Ring Looks Like Sears Chief..Tom


----------



## Goldenindian (Nov 26, 2015)

I second the Elgin ID. snowflake Fauber ring was used by Elgin (teens,20s)........possibly others...........yes more pics would be much appreciated.


----------



## Goldenindian (Nov 26, 2015)

Weird to see the truss rods with no extension on the fork to them. For a motorbike that seems odd. maybe different fork? maybe hacked off.


----------



## mongeese (Nov 26, 2015)

Thanks so far everyone. Let me know any pictures you wish as to help ID. Also I noted the rear dropout was factory filed down on the outside buy not on the inside. The head tube original paint is white in that area and there is remnants of green paint throughtout frame.


----------



## Goldenindian (Nov 26, 2015)

Maybe Wards Hawthorne Flyer? That ring is seen on those as well. I think the fork had a plate under it that extended to the truss rods, also a Hawthorne type fork. The pinch in the back stays....hm.....? Thats my guess. good luck with that one.


----------



## mongeese (Nov 26, 2015)

Goldenindian said:


> Maybe Wards Hawthorne Flyer? That ring is seen on those as well. I think the fork had a plate under it that extended to the truss rods, also a Hawthorne type fork. The pinch in the back stays....hm.....? Thats my guess. good luck with that one.

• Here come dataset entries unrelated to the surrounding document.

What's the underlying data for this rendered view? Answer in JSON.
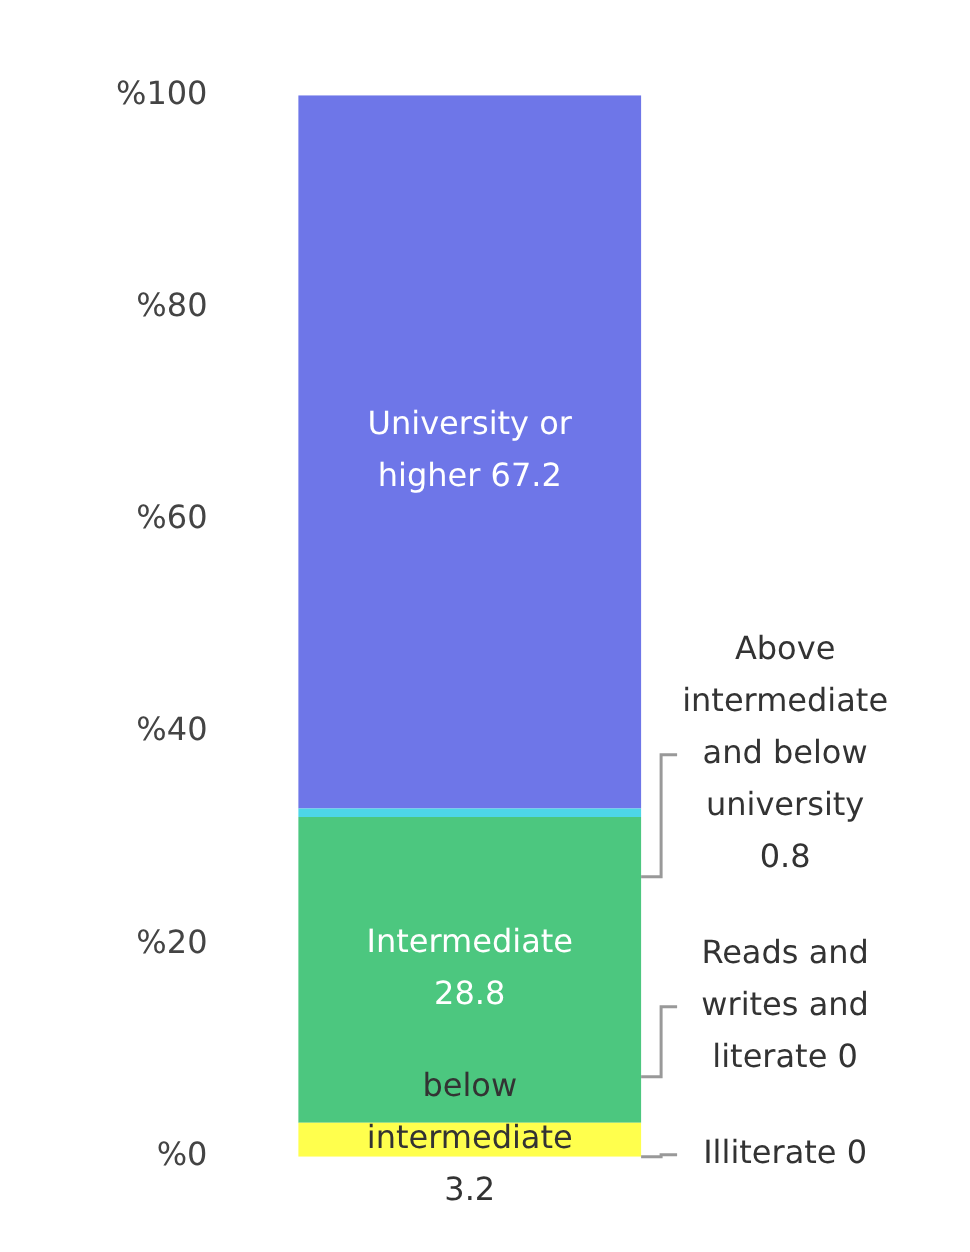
{
  "chart_data": {
    "type": "bar",
    "stacked": true,
    "categories": [
      null
    ],
    "series": [
      {
        "name": "below intermediate",
        "color": "#ffff4d",
        "values": [
          3.2
        ],
        "value_labels": [
          "3.2"
        ]
      },
      {
        "name": "Intermediate",
        "color": "#4cc77f",
        "values": [
          28.8
        ],
        "value_labels": [
          "28.8"
        ]
      },
      {
        "color": "#4dd6e8",
        "values": [
          0.8
        ]
      },
      {
        "name": "University or higher",
        "color": "#6e76e8",
        "values": [
          67.2
        ],
        "value_labels": [
          "67.2"
        ]
      }
    ],
    "ylim": [
      0,
      100
    ],
    "yticks": [
      {
        "value": 0,
        "label": "%0"
      },
      {
        "value": 20,
        "label": "%20"
      },
      {
        "value": 40,
        "label": "%40"
      },
      {
        "value": 60,
        "label": "%60"
      },
      {
        "value": 80,
        "label": "%80"
      },
      {
        "value": 100,
        "label": "%100"
      }
    ],
    "annotations": [
      "Illiterate 0",
      "Reads and writes and literate 0",
      "Above intermediate and below university 0.8"
    ],
    "grid": false,
    "legend": false
  }
}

There has been no truss rod arms cut off from the fork. Actually the truss rods are pretty straight with no bend to them. This is an interesting bird.


----------



## Goldenindian (Nov 26, 2015)

*Fork?*

This is a pic i found on the cabe. this is what i meant by metal plate. This bicycle has the same ring as well. When doing research i noticed that fork and ring together on a lot of 30s balloner Hawthornes. Maybe yours is from that era right before the switch. I don't guessing, but look up 30s hawthorne bicycles. Thanks to howevers' pic i used.


----------



## Goldenindian (Nov 26, 2015)

I don't know. I think i may be going down the wrong road...? anyone else?


----------



## mongeese (Nov 27, 2015)




----------



## redline1968 (Nov 27, 2015)

My vote is hawthorn too.


----------



## Goldenindian (Nov 27, 2015)

Well thanks redline1968 for making my feel less crazy......i guess hahah. That pinch in the rear stays is still making me think mead frame or something with Hawthorne fork and crank. Is it a Frankenbike?? I am having trouble lining up all the attributes of this machine. Jury is still out. I went from Elgin to, ballooned Hawthorne, to mead frame. My head is spinning.


----------



## shoe3 (Nov 28, 2015)

It could possibly be Excellsior ---h.p. Snyder Mich City, Ind mad for Montgomery Wards. HAWTHORNE.


----------



## Euphman06 (Nov 30, 2015)

The first thing I thought before reading any posts was hawthorne. I see some people agree with that.


----------